In addtional to install from Python Package Index(PyPI), the source archive and the wheel archive can also be used for installation.
The source archive and the wheel for xptcleaner can be obtained from sendigR Github sendigR- xptcleaner
- Using source archive: Using the below shell command to install the xptcleaner package, assume that the source archive is under ‘dist’ sub folder. Replace {version} with the correct version number, e.g. 1.0.0.
$ py -m pip install ./dist/xptcleaner-{version}.tar.gz
- Using wheel: Using the below shell command to install the xptcleaner package, assume that the wheel file is under ‘dist’ sub folder.
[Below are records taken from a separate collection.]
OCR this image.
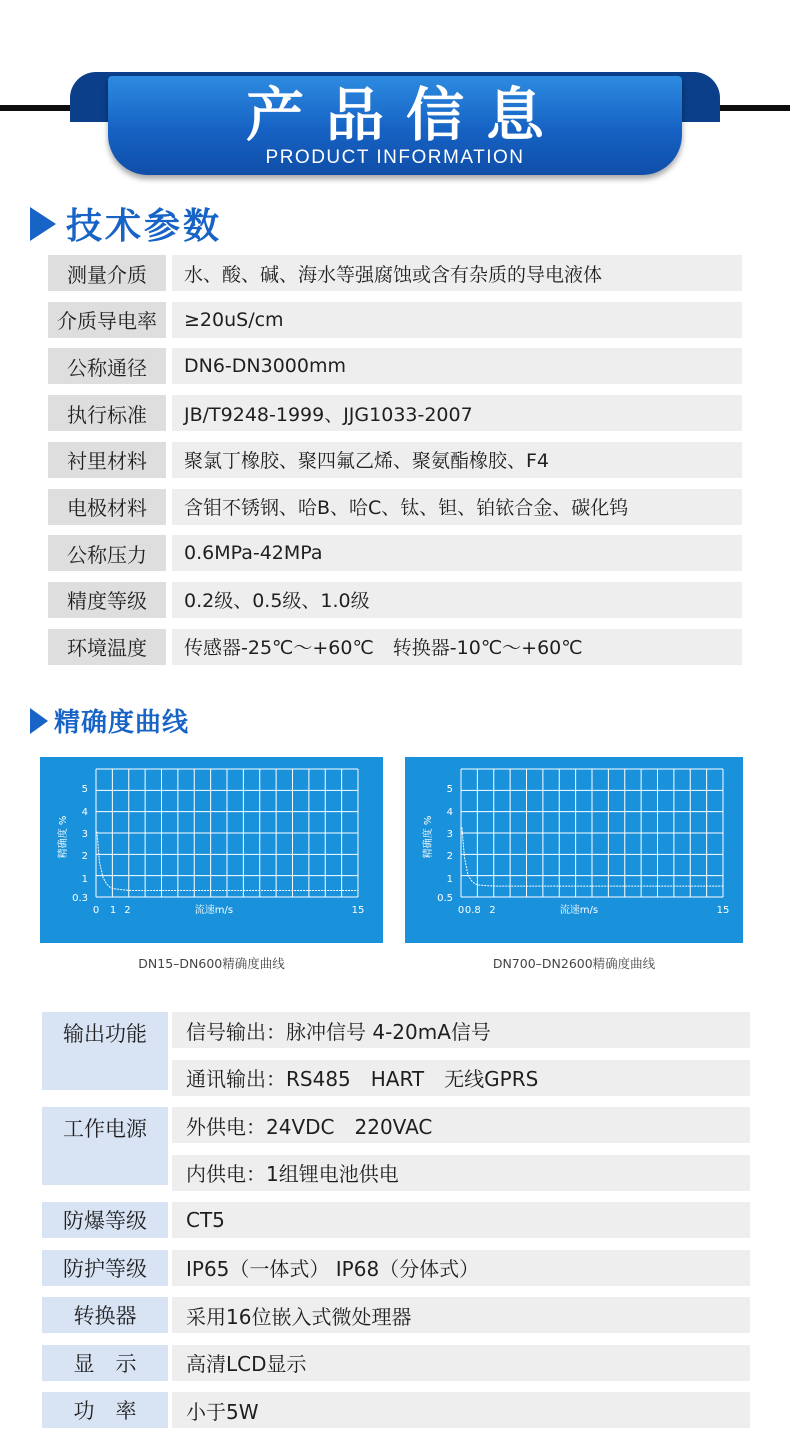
产品信息
PRODUCT INFORMATION
技术参数
测量介质	水、酸、碱、海水等强腐蚀或含有杂质的导电液体
介质导电率	≥20uS/cm
公称通径	DN6-DN3000mm
执行标准	JB/T9248-1999、JJG1033-2007
衬里材料	聚氯丁橡胶、聚四氟乙烯、聚氨酯橡胶、F4
电极材料	含钼不锈钢、哈B、哈C、钛、钽、铂铱合金、碳化钨
公称压力	0.6MPa-42MPa
精度等级	0.2级、0.5级、1.0级
环境温度	传感器-25℃～+60℃　转换器-10℃～+60℃
精确度曲线
0.3
1
2
3
4
5
0 1 2	15
流速m/s
精确度 %
DN15–DN600精确度曲线
0.5
1
2
3
4
5
0 0.8 2	15
流速m/s
精确度 %
DN700–DN2600精确度曲线
输出功能	信号输出：脉冲信号 4-20mA信号
通讯输出：RS485　HART　无线GPRS
工作电源	外供电：24VDC　220VAC
内供电：1组锂电池供电
防爆等级	CT5
防护等级	IP65（一体式） IP68（分体式）
转换器	采用16位嵌入式微处理器
显　示	高清LCD显示
功　率	小于5W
$ py -m pip install ./dist/xptcleaner-{version}-py3-none-any.whl
The following required python packages will be installed during the xptcleaner package installation:
* pandas
* pyreadstat
sendigR R package installation
Install sendigR packages, refer to README for more details.
# Get CRAN version
install.packages("sendigR")
# Or the development version from GitHub:
# install.packages("devtools")
devtools::install_github('phuse-org/sendigR')
Locating the scripts
sendigR is located at: https://github.com/phuse-org/sendigR/
The importStudies.R script is located at: https://github.com/phuse-org/sendigR/blob/main/importStudies.R
The Python code to generate a JSON file for the XPT cleanup is located at: https://github.com/phuse-org/sendigR/tree/main/python/xptcleaner
The sample CDISC CT file and the extensible CT file are located under the ‘data-raw’ subfolder of the sendigR package.
Creating the JSON for Vocabulary Mapping
library(reticulate)
library(sendigR)
#input CDISC and Extensible CT files.
infile1 <- "{path to CT file}/SEND_Terminology_EXTENSIBLE.txt"
infile2 <- "{path to CT file}/SEND Terminology_2021_12_17.txt"
#output JSON file
jsonfile <- "{path to CT file to be created}/SENDct.json"
#Call the gen_vocab function with the input and output files
sendigR::gen_vocab(list(infile1, infile2),jsonfile )
Standardize xpt files with the json file created
library(reticulate)
library(sendigR)
#JSON file used for the xpt cleaning
jsonfile <- "{path to CT file to be created}/SENDct.json"
#folder containing the source xpt files
rawXptFolder <- "{path to xpt files}/96298/"
#folder containing the cleaned target xpt files
cleanXptFolder <- "{path to cleaned xpt files}/96298/"
#Call the standardize_file function to clean the xpt file
sendigR::standardize_file(rawXptFolder, cleanXptFolder, jsonfile )